Pour ne pas perdre la face d’entrée de jeu, le natif de Mama a affirmé ne rien regretter de sa présence à La Haye et s’est dit « prêt à aller jusqu’au bout». Maniant l’ironie parfois, il a signifié à la juge qu’il s’exprimait parfaitement en français, regrettant presque de ne pas savoir parler la langue de Shakespeare.

Mais pour l’heure, les débats de fond ne sont pas prévus avant six mois. Il y a, en effet, toute une procédure à conduire par la Cpi avant d’en arriver au procès.

Comme l’a annoncé Mme Fernandez de Gurmendi, l’audience d’hier, très brève, n’avait que trois objectifs. A savoir : s’assurer que la personne qui fait l’objet de poursuite est bien celle qui est présente à La Haye, qu’elle a été bien informée de ses droits et fixer une date acceptable par les différentes parties.

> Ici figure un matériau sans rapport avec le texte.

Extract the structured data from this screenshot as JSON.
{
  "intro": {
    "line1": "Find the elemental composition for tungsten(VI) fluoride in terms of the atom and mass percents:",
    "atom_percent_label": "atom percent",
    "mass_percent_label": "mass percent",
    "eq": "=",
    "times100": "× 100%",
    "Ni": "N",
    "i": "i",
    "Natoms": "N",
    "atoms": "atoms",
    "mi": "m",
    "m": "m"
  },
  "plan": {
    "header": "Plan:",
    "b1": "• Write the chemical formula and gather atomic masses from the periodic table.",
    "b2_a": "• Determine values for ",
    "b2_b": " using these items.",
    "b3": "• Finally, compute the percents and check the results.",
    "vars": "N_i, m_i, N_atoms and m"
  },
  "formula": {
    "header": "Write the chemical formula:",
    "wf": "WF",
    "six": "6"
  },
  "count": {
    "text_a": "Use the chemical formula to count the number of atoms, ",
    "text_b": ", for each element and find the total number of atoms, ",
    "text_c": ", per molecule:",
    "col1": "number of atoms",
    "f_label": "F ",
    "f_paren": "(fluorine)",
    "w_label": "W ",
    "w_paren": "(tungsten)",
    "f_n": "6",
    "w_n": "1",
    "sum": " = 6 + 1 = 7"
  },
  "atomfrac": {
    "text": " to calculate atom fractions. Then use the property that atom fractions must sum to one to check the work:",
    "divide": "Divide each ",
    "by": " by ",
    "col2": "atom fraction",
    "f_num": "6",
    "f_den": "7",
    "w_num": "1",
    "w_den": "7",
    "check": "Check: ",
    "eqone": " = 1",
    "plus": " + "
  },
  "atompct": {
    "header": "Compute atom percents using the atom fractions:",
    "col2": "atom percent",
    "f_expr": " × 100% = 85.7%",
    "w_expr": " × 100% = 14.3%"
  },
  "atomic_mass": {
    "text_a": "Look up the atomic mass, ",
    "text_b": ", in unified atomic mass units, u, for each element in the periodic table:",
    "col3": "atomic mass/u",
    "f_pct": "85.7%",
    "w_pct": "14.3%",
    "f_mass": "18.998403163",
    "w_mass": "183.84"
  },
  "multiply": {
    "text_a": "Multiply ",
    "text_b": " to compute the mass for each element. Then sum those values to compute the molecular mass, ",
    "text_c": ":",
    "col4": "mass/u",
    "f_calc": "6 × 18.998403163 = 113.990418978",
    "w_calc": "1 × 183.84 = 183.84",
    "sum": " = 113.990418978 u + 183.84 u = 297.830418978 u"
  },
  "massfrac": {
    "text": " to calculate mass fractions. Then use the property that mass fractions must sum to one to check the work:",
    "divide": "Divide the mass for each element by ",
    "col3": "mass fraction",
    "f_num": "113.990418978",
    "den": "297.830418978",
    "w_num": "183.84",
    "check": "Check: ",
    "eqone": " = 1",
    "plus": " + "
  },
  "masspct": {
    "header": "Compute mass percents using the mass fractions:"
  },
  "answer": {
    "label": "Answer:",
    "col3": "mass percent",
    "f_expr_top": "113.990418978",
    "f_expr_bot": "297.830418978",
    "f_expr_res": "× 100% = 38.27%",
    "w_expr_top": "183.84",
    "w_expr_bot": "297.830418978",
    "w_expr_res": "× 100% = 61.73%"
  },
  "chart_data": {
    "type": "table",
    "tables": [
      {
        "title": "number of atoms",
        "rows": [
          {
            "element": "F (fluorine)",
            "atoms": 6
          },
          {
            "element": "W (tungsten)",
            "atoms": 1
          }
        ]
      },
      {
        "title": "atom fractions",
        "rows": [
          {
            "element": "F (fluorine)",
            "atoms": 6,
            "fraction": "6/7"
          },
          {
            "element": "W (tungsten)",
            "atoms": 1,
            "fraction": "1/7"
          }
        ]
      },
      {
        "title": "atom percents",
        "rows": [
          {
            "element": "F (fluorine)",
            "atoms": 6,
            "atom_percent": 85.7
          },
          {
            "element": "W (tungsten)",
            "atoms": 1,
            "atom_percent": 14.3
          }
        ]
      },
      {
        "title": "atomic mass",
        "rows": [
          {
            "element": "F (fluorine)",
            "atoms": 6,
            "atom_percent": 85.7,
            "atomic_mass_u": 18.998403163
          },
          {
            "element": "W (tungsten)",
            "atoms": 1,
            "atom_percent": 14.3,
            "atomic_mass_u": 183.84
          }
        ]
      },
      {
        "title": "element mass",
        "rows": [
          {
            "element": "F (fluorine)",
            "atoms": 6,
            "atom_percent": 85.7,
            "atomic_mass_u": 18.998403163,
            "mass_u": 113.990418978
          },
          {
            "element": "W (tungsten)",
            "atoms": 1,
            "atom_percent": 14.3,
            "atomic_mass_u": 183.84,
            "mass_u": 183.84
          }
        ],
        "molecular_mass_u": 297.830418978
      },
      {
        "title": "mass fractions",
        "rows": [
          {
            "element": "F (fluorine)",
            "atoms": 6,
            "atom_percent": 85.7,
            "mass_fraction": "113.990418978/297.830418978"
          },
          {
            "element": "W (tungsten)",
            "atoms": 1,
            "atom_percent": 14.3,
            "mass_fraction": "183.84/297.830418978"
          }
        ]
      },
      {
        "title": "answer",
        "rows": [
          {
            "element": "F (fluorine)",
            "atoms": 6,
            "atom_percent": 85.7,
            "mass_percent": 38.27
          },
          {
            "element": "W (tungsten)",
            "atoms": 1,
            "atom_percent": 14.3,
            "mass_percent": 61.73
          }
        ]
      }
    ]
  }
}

Répondant aux trois questions guidant la procédure des juges, Laurent Gbagbo, visiblement bien en forme, n’a pas soulevé d’objections. Au contraire, il a profité de l’occasion pour régler ses comptes avec la France et aussi ses geôliers à Korhogo. Pendant près d’une quinzaine de minutes, l’ex-président ivoirien, arrêté le 11 avril 2011 par les forces pro-Ouattara est revenu sur les conditions de son arrestation et sa longue détention dans la cité du Poro. « Mes conditions de détention à la Cour ici sont correctes. Mais les conditions d’arrestation le sont moins », a-t-il fait remarquer d’emblée, sous l’œil attentif de son conseil, Me Emmanuel Altit, avocat au barreau de Paris. Pour M. Gbagbo, ce sont les forces françaises qui ont bombardé sa résidence de Cocody et facilité son arrestation par les forces du président Alassane Ouattara. Quant à son séjour à Korhogo, il a déploré les conditions de son confinement dans la résidence, regrettant au passage de ne pouvoir voir le soleil et être en contact avec ses avocats. Laurent Gbagbo a profité aussi de la tribune de la Cour pénale pour fustiger la duplicité de ses geôliers, qui auraient usé de stratagèmes pour le conduire directement à l’aéroport à destination de La Haye. « J’ai été trompé » n’a-t-il cessé de répéter aux trois juges, Mmes Silvia Fernandez de Gurmendi, Elizabeth Odio Benito (Costa Rica) et Adrian Fulford (Royaume-Uni). Au dire du nouveau pensionnaire de Scheveningen (le centre de détention de La Haye), la Cpi aussi n’aurait pas joué franc-jeu dans la phase de son transfèrement. Un juge de cette juridiction serait arrivé dans la foulée pour présenter « un papier que je n’ai d’ailleurs pas lu », en l’occurrence le mandat d’arrêt. Une séance aurait été immédiatement improvisée aboutissant à son transfèrement.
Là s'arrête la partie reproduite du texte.